Buonaiuto da mezzala con Improta terzino lo abbiamo già proposto contro il Carpi: il problema non è la quantità di giocatori offensivi in campo ma come si attacca l'avversario. Se attacchiamo bene i loro esterni saranno impegnati in fase di copertura e potranno pungere di meno.

Di giocatori che scalpitano ce ne sono tanti, tutti vogliono giocare le gare importanti: questo è importante perché vuol dire che il gruppo è compatto e carico dal punto di vista fisico e mentale. La scelta è complicata e facile allo stesso tempo perché sono tutti motivati a fare bene.

Una sconfitta Verona non influirebbe perché sia in caso di vittoria che di sconfitta non ci precluderemmo nessuna possibilità. Abbiamo forza mentale, fisica e tecnica e stiamo giocando bene quindi non ho preoccupazioni. Possiamo dire tranquillamente che ci giochiamo la Serie A: siamo sereni e consci che possiamo raggiungere l'obiettivo. Se faremo i play-off li affronteremo con entusiasmo.

Non sono preoccupato per i risultati negli scontri diretti perché sappiamo che certe partite possono essere decise da episodi ed in queste gare non ci hanno mai sorriso. Sono sicuro che alla fine il bilancio con la buona sorte sarà pareggiato. In ottica play-off sono sereno.

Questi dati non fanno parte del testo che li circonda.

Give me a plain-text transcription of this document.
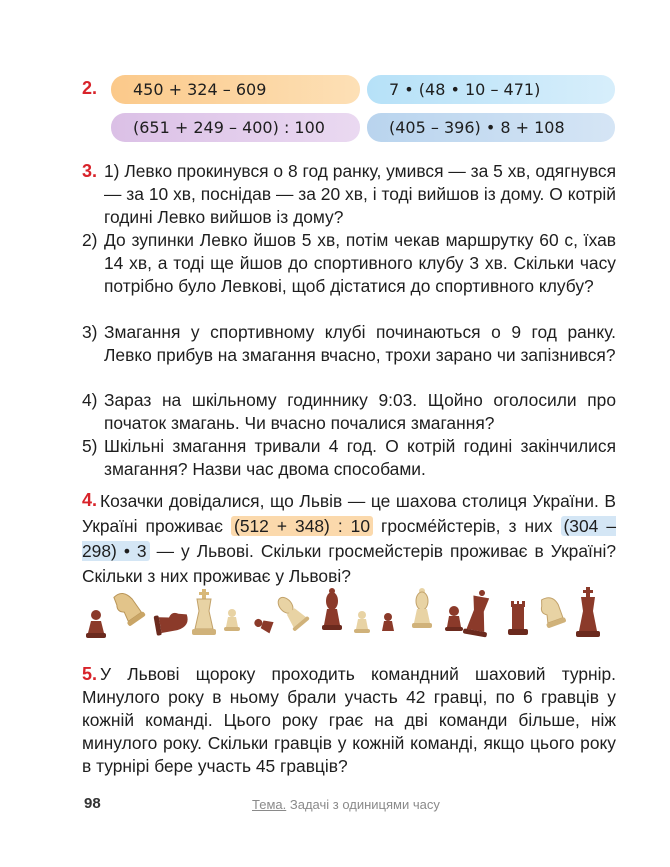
2.	450 + 324 – 609	7 • (48 • 10 – 471)
(651 + 249 – 400) : 100	(405 – 396) • 8 + 108
3. 1) Левко прокинувся о 8 год ранку, умився — за 5 хв, одягнувся — за 10 хв, поснідав — за 20 хв, і тоді вийшов із дому. О котрій годині Левко вийшов із дому?
2) До зупинки Левко йшов 5 хв, потім чекав маршрутку 60 с, їхав 14 хв, а тоді ще йшов до спортивного клубу 3 хв. Скільки часу потрібно було Левкові, щоб дістатися до спортивного клубу?
3) Змагання у спортивному клубі починаються о 9 год ранку. Левко прибув на змагання вчасно, трохи зарано чи запізнився?
4) Зараз на шкільному годиннику 9:03. Щойно оголосили про початок змагань. Чи вчасно почалися змагання?
5) Шкільні змагання тривали 4 год. О котрій годині закінчилися змагання? Назви час двома способами.
4. Козачки довідалися, що Львів — це шахова столиця України. В Україні проживає (512 + 348) : 10 гросме́йстерів, з них (304 – 298) • 3 — у Львові. Скільки гросмейстерів проживає в Україні? Скільки з них проживає у Львові?
5. У Львові щороку проходить командний шаховий турнір. Минулого року в ньому брали участь 42 гравці, по 6 гравців у кожній команді. Цього року грає на дві команди більше, ніж минулого року. Скільки гравців у кожній команді, якщо цього року в турнірі бере участь 45 гравців?
98	Тема. Задачі з одиницями часу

Questa estate quando sono arrivato qui parlammo con presidente e D.s. di un progetto tecnico ma senza condizionare la società con un contratto lungo. Io vorrei essere scelto da questa società per il lavoro svolto in questa stagione che è parte legato alla classifica e parte al lavoro giornaliero. Magari il primo luglio sarò da un'altra parte ma sono sicuro di aver lavorato per il bene della società completando un percorso che alla fine della stagione ci porterà a giocarci la Serie A. Siamo perfettamente in linea con gli obiettivi del progetto ma io non so cosa accadrà: siamo nel periodo delle voci e delle chiacchiere ma io sono sereno. Ho lavorato tranquillamente e non avrei problemi a restare. 

L'importante ora è preservare l'energia positiva che abbiamo in questo momento per tutta la rimanente parte di stagione a prescindere da tutto. Da un punto di vista fisico abbiamo fatto un lavoro costante che ci sta portando ad essere brillanti anche nel finale di stagione. Il fatto di aver recuperato tanti giocatori ha fatto si che anche la qualità degli allenamenti sia migliorata perché permette di avere tutti sullo stesso piano di forma. 

A prescindere dal modulo è l'interpretazione quella che conta: abbiamo giocatori duttili che sanno come occupare il campo. Abbiamo una base di gioco iniziale che deve essere sviluppata con le idee. 

Le difficoltà che ha trovato il Verona sono un po' le stesse che abbiamo avuto noi: hanno cambiato tanto e sono partiti con grandi pressioni e quindi è anche normale che siano fasi in cui le cose non vanno proprio bene. Il Palermo ha individualità più forti rispetto alle altre, Verona compreso.